Monday, August 18, 2008

The Plastic menace

A recent posting on the Wildlife Disease New Digest blog, which appears two or three times a week as a listserv item (here is the URL carries a series of quotes and pictures that highlight the world’s growing problem with plastics. Many brief reports on the blog carry links to full stories on many subjects. The plastic one can be seen here. It opens with a quote from The National Geographic News of Sept 2003 that carries this blunt message:- Data released by the United States Environmental Protection Agency shows that somewhere between 500 billion and a trillion plastics bags are consumed worldwide each year.

The posting goes on to quote Jared Blumenfeld, Director of San Francisco’s Department of the Environment and states that There’s harsh economics behind bag recycling: It costs $4000 to process and recycle 1ton of plastic bags, which can then be sold on the commodities market for $32.

These quotes are followed by numerous grim pictures of plastic clogging up our cities and killing untold numbers of wild creatures in many ways.

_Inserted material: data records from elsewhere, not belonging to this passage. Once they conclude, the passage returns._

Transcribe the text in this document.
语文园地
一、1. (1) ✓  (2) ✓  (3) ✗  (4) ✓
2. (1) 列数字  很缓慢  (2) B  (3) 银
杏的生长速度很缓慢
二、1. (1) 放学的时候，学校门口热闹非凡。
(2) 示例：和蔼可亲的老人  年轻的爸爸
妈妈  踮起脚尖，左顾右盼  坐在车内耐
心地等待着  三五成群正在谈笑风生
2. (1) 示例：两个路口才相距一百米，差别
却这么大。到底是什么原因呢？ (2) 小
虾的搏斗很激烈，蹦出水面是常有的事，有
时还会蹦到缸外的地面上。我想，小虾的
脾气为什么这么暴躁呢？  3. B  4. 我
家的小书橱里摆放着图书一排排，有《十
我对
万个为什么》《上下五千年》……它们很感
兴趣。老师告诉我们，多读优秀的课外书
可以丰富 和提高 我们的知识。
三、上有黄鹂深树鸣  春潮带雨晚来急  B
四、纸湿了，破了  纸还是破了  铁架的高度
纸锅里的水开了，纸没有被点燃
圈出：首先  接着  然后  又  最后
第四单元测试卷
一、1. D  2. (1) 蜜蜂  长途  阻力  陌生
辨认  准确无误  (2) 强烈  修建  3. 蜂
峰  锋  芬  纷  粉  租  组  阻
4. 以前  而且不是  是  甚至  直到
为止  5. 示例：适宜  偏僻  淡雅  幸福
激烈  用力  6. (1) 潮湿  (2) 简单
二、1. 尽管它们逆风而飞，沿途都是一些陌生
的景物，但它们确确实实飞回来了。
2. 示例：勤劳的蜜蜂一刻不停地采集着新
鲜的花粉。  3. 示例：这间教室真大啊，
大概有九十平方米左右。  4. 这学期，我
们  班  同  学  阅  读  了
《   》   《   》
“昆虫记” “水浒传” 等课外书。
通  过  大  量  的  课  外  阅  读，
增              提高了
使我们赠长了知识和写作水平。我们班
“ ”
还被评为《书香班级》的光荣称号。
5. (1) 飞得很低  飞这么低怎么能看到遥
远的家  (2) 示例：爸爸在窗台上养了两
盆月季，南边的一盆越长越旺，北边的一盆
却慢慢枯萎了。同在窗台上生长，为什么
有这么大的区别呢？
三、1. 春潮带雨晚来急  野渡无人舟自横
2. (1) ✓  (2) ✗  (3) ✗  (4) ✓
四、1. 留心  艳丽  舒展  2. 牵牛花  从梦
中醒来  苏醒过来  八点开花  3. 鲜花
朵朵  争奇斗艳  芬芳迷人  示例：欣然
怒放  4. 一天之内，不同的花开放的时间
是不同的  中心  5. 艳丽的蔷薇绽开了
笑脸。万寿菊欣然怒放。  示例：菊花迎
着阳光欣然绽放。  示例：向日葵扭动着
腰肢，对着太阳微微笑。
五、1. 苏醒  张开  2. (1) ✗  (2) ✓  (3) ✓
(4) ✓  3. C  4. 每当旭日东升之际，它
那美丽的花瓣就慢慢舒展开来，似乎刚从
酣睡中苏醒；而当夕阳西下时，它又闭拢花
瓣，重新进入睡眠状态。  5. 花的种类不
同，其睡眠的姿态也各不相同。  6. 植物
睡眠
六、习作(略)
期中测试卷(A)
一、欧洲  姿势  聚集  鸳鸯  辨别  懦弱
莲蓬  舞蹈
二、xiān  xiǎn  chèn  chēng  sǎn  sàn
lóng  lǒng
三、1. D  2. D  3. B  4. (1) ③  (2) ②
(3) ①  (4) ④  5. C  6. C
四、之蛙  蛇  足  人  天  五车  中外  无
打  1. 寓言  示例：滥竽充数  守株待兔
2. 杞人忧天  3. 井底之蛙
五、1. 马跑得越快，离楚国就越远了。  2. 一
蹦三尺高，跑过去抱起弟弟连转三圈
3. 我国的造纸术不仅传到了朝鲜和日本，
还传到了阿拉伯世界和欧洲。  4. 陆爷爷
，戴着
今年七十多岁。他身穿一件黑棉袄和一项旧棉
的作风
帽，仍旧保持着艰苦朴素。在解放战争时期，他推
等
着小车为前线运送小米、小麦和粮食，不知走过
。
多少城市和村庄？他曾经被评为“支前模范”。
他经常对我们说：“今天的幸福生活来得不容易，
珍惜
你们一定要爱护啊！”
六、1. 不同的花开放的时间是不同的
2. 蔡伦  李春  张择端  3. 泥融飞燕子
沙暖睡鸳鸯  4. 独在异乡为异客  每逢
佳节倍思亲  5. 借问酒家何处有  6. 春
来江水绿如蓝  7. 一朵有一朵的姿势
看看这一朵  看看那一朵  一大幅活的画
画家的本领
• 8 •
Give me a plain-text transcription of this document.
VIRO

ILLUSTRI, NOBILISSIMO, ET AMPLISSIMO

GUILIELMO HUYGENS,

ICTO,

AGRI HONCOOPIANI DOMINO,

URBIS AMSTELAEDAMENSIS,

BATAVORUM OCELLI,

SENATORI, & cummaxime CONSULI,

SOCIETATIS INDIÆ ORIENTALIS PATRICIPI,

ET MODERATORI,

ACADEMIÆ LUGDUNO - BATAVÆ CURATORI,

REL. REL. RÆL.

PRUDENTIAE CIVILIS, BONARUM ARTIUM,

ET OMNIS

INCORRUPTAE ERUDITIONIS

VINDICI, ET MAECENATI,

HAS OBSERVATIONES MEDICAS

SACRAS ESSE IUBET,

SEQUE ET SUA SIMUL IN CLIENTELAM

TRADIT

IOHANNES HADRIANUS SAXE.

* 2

Of course the authors do their best to offer a solution, pointing out that if only one person in five in the USA were to stop using plastic bags the reduction in waste would be absolutely huge – perhaps as many as 1,330,560,000,000 bags in our life time. They list several countries where plastic bag use has been banned – most notably in Africa, Rwanda has led the way

My own take on this problem appears in The Trouble With Lions in chapter 15. I quote:
We occasionally passed through villages whose chief characteristic was masses of thorn bushes highlighted by what have been euphemistically called Natal Poppies. The real reason for the colour is the accumulation of plastic bags, mainly black, which have blown from the ground where they have been carelessly dropped and have caught in the thorns. As the bags are virtually indestructible, the number of “poppies” continues to increase; moreover they seem to multiply of their own accord, as they gradually shred, so that one large bag becomes several small strips, all caught up in the thorns. An ugly sight.
In an interesting example of parallel evolution, Natal Poppies have sprung up all over Africa, and have become a common sight wherever one goes. A more generic name might be African Wild Flowers, as we have seen them in every African country that we have visited in the last fifteen years. Eventually they either shred themselves so small that they cannot hang on to the trees, or end up becoming the major visible form of garbage lining village streets. What a pity that they lack DNA and cannot propagate into useful bags every year or so. Since that time an attempt at control of this situation has been made, by making the giving away of plastic bags illegal in South Africa, but Markus (Hofmeyr) tells me that it has not had a noticeable effect on the flower crop.
The situation has hardly improved in the ten years since we learned the cynical nickname. Vast amounts of plastic clog up systems in most countries and recent reports indicate that even in Canada people are beginning to feel the grip of the man-made monster. In Uganda it is almost impossible to make a purchase without the item being stuffed into a small black plastic bag, called a Kavera. The bags end up in roadside garbage heaps and may be sporadically picked by an antiquated dump truck that drives off with its contents dribbling on to the road. The garbage piles are burnt from time to time, sending a plume of foul-smelling, choking toxic fumes into the air. It is hard to know which is worse.

An even newer posting on the Wildlife Disease New Digest blog concerns the effects of plastics in quite a different way. A report here suggests that the a breakdown chemical of plastics causes a fatal condition in lobsters called shell disease. Hans Laufer, the lead scientists on the study thinks that alkyphenols derived from hard plastics may be interfering with the ability of lobsters to develop tough shells.

It is difficult to see our way out of this one. A lot of people need to take a lot of action, or else our grandchildren – and their grandchildren - are going to inherit a world that we would not even recognize.


Anonymous said...

Does "kavera" mean "cover"?

Jerry Haigh said...

Good question Stamperoo. It sure sounds as if it might, but I don't know. I'll ask my Ugandan colleagues, but it may just be a word in one of the local languages. It is not Swahili, although it would make sense if it were, as Swahili, like most Creole languages, borrows & adapts where it can. For example, Doctor (eng) is Daktari, and a diesel engine (eng) is Tinga tinga (sound it out repeatedly and you'll see the connection.